Em resumo podem ser feitas as seguintes declarações sobre o uso preventivo da aspirina:
- Estudos observacionais mostram uma pequena redução (cerca de 10%) no risco de cancro da mama, pulmão e próstata.
- Alguns estudos apontam também para uma possível associação inversa com carcinomas endometriais e ovarianos.
- Alguns ensaios clínicos aleatórios apoiam o pressuposto de que a aspirina pode ter um efeito benéfico na prevenção do cancro da próstata, mas não o cancro da mama.
- Os resultados sobre o cancro do pulmão são inconsistentes.
- A causalidade e as implicações para o sistema de saúde continuam a não ser claras. Por um lado, porque os resultados são heterogéneos e influenciados por um possível enviesamento, e por outro lado, porque faltam resultados claros sobre a relação dose e duração-risco.
Prevenção personalizada: sonhos de futuro?
“A aspirina é potente na quimioprevenção. Os sintomas gastrointestinais e, em alguns casos, uma hemorragia grave, contudo, levam a preocupações sobre a implementação generalizada do medicamento nesta função”, concluiu Cornelia Ulrich, MD, Heidelberg. “Além disso, a relação risco-benefício varia. No futuro, será necessário diferenciar, de acordo com as populações individuais, se a prevenção personalizada é uma opção. Pessoas com baixos factores de risco para certos cancros mas com elevada predisposição genética para hemorragias e efeitos secundários não devem tomar aspirina. No entanto, para aqueles que estão geneticamente em risco de desenvolver pólipos, cancro ou doenças cardiovasculares, a administração pode ser apropriada”.

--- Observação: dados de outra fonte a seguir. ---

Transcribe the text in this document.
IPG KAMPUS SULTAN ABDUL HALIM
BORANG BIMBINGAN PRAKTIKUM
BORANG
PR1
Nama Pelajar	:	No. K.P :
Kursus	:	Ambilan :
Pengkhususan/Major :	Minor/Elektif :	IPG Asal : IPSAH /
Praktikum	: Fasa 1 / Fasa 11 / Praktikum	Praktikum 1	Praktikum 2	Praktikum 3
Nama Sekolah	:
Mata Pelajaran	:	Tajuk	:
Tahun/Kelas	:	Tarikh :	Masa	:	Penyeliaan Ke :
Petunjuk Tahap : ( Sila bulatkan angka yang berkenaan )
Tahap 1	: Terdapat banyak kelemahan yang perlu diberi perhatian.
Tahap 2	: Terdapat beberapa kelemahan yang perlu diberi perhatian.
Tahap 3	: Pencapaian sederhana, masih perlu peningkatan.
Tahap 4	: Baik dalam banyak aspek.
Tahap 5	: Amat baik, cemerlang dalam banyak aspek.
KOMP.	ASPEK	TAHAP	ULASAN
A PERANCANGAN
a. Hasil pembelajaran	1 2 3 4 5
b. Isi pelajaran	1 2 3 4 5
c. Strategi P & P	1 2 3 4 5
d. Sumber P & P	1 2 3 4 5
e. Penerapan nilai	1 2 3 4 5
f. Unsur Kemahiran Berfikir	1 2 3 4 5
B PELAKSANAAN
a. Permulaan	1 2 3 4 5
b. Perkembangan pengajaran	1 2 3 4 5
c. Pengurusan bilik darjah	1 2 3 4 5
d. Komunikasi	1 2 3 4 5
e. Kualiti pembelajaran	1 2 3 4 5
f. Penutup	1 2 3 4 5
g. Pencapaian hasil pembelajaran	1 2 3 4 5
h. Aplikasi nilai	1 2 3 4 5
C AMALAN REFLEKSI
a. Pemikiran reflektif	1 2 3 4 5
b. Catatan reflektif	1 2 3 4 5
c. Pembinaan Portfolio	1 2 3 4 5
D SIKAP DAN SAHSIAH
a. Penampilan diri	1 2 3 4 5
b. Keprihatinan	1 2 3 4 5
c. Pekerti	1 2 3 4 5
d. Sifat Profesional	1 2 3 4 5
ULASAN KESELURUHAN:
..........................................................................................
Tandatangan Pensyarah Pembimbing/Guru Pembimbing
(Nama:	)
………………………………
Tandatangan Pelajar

A farmacogenética, que prevê a forma como os doentes responderão aos anti-inflamatórios não esteróides, deve, em última análise, mostrar quem beneficiará de tais medicamentos e quem não beneficiará. Além disso, a idade, IMC, história familiar e outros biomarcadores no sangue são cruciais para a quimioprevenção individual adaptada com aspirina.
Fonte: “Aspirina – Uma droga maravilhosa na luta contra o cancro?”, Seminário no 38º Congresso da OMPE, 27 de Setembro a 1 de Outubro de 2013, Amesterdão
Literatura:
- Algra AM, Rothwell PM: Efeitos da aspirina regular na incidência de cancro a longo prazo e metástase: uma comparação sistemática de provas de estudos observacionais versus ensaios aleatórios. Lancet Oncol 2012 Maio; 13(5): 518-527. doi: 10.1016/S1470-2045(12)70112-2. Epub 2012 Mar 21.
- Flossmann E, Rothwell P: Efeito da aspirina no risco a longo prazo de cancro colorrectal: provas consistentes de estudos randomizados e observacionais. The Lancet 2007; 369(9573): 1603-1613. doi:10.1016/S0140-6736(07)60747-8.
- Rothwell PM, et al: Long-term effect of aspirin on colorectal cancer incidence and mortality: 20-year follow-up of five randomised trials. Lanceta. 2010 Nov 20; 376(9754): 1741-1750. doi: 10.1016/S0140-6736(10)61543-7. epub 2010 Oct 21.
- Cook NR, et al: Alternate-Day, Low-Dose Aspirin and Cancer Risk: Long-Term Observational Follow-up of a Randomized Trial. Ann Intern Med 2013; 159(2): 77-85. doi:10.7326/0003-4819-159-2-201307160-00002.
- Bosetti C, et al: Aspirina e risco de cancro: uma revisão quantitativa até 2011. Ann Oncol 2012. doi: 10.1093/annonc/mds113 Primeira publicação online: 19 de Abril de 2012.
- Lin Y, et al.: Aumento da expressão do COX-2 em doentes com cancro dos ovários. African Journal of Biotechnology 2011; 10(66): 15040-15043.